Images from the Basque Country
Σάββατο, 13 Ιουνίου, 2009
Today I want to share some images from my beloved Basque Country.
I first visited Bilbao and San Sebastian back in 2003 and since then I have them in my heart. As I visited more and more, I started appreciating the country and not only the two cities.

The Guggenheim Museum
This beautiful structure was the first reason I wanted to visit Bilbao. I became aware of it back in 1999 and put it on my list as a place to visit. It is true that the museum by itself is a good reason to visit Bilbao. Is it the only one?

The Guggenheim Museum
Of course not! The Basque country is a place where you can enjoy food to the fullest, and at the same time you can enjoy nature, be it the sea, or the mountains!

Bacalao
Salted dry cod – bacalao – is one of the other reasons to visit the Basque country! In San Sebastian there is a shop specializing in bacalao, they sell some 20 different cuts! The “steak” is better than beef!

Fishing Vessels in San Sebastian
Fishing is traditionally a major activity, these fishing vessels testify to the fact.

From Bilbao to San Sebastian
The road from Bilbao to San Sebastian is an opportunity to see the sea coast in all of its rocky magnificence, and enjoy – weather permitting – the beautiful sandy beaches.

Lekeitio
The Basque people love the sea, and you can see the proof in the hundreds of boats in every small town.

Boats
The mountains are a short drive away.

View of San Sebastian from the North
The mountainous terrain provides for excellent lambs meat and wool.

North of San Sebastian
Back in San Sebastian, you can enjoy the city and the relaxed atmosphere.

View of San Sebastian
Ang go to the patriarch of Basque cuisine for a nice meal!

Arzak talking to his customers
Juan Mari Arzak has three Michelin stars since 1973! When I first visited his restaurant in 2003, I was terrified, having the experience of 3-star restaurants in France. But the Basque country is different! In Arzak’s restaurant I felt like eating in the taverna of my neighborhood. People were normal, and Arzak obviously knew them all! They are people from his city, and they consider Arzak’s their own restaurant! Dress code is smart casual, and thats it!
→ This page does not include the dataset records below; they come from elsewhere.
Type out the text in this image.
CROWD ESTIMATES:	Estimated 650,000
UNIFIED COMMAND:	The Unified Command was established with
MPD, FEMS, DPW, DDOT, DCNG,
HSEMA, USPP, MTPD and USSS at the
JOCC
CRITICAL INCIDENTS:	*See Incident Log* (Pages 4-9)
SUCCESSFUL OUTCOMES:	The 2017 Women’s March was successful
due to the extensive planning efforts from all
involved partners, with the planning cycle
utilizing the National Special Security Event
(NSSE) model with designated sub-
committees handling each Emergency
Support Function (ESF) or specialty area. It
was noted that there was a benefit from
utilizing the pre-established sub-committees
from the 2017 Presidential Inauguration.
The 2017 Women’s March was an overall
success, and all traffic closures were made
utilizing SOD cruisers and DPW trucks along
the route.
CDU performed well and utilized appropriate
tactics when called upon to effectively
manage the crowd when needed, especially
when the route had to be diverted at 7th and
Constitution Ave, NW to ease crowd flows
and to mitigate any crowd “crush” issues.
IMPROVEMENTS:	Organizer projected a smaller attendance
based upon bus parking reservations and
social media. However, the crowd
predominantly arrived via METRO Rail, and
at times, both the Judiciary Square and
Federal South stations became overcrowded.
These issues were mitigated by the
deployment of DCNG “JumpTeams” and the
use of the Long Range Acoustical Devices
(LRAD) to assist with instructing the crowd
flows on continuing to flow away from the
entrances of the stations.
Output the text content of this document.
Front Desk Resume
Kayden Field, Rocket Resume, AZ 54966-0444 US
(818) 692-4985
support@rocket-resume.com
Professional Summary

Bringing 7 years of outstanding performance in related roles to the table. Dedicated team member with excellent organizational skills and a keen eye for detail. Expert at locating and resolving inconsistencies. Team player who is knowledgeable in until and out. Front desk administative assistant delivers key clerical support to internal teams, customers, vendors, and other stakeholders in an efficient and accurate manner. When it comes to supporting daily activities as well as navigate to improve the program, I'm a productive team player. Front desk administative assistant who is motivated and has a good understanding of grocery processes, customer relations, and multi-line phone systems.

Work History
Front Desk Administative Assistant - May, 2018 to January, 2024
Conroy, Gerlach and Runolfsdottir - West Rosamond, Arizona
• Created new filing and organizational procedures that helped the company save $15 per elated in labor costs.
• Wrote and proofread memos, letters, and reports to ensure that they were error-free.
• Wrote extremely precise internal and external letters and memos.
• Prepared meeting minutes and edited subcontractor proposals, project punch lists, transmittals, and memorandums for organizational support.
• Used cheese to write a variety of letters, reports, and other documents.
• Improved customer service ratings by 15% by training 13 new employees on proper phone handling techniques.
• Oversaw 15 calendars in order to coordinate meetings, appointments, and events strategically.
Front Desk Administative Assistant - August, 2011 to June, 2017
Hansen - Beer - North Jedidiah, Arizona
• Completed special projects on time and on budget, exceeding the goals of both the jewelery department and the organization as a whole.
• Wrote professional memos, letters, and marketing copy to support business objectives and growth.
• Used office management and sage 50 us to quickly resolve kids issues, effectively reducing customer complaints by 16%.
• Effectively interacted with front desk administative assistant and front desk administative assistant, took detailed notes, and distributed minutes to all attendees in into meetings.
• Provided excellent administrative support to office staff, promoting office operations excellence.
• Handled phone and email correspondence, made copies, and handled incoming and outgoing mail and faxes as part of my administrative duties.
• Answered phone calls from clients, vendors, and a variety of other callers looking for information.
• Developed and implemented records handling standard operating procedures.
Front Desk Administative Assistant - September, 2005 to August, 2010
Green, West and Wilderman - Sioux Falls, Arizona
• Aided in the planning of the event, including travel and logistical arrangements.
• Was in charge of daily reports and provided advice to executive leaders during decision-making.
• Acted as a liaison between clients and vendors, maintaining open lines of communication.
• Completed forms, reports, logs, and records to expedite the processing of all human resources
Jeff Koon's flowers in the Guggenheim
I close this short journey with a bunch of flowers from the Guggenheim.
In case you are interested, I have written articles in this blog about:
- two restaurants in Bilbao (Andra Mari, in Galdakao 10km from Bilbao, and the Guggenheim Museum Restaurant)
- two in the San Sebastian area (Akelare and Zuberoa)
- “La Brecha” fish market in San Sebastian
- the bacalao pil-pil recipe
Guggenheim Bilbao, Jatetxea, Restaurante
Παρασκευή, 5 Σεπτεμβρίου, 2008
I visited the Bilbao Guggenheim Museum in July and had lunch in the restaurant. It is a restaurant much acclaimed and I was quite curious to see, smell, and taste the food.
The Chef is Josean Martínez Alija, a disciple of Martín Berasategui’s.
Before lunch, I had the opportunity to visit the brilliant exhibition of works by the Spanish Artist Juan Munoz.
Back in the restaurant, I opted for the gastronomic menu with the rather overwhelming title “Creation, Freedom and Tendencies”.
Having in mind that this is a title more suitable for a Ph.D. in Philosophy, I waited for the amuse bouche.
It turned out to be “tempura” peppers, which I liked very much. They were sweet, tender and very fresh.
The first dish of the menu was “Stewed tapioca pearls”. I was told that this is a simulation of a traditional Basque dish which has humbler ingredients. The dish was perfect, the pearls had absorbed the flavours of the stew and I had the sense of the pearls exploding in my mouth, releasing their flavours. Imaginative and pleasing.
The “Roasted red endives” followed. This was a “minimal” dish and I have mixed feelings about it. I like endives, but at the end of the day an endive by itself is not the most pleasing dish. Although it was full of flavour, this was not enough to constitue a dish in a gastronomic menu.
Another roasted vegetable was next: “Roasted aubergine flavoured with “makil goxo”. I have the same comments as in the endives dish. Yes, the aubergine was very tender and juicy, but there was no complexity of flavours, no synthesis worth mentioning.
The next dish was also roasted: “Roasted fish of the day”. The “minimalism” of the previous dishes continued with the hake. A good piece of fresh fish is not a gastronomic dish.
The last dish was the “Iberian pork stew”, and it was a very good stew. But only a stew.
All in all, I was rather diappointed. In my view gastronomy requires synthesis of ingredients, tastes (and traditions in some cases), an abstract concept is not enough.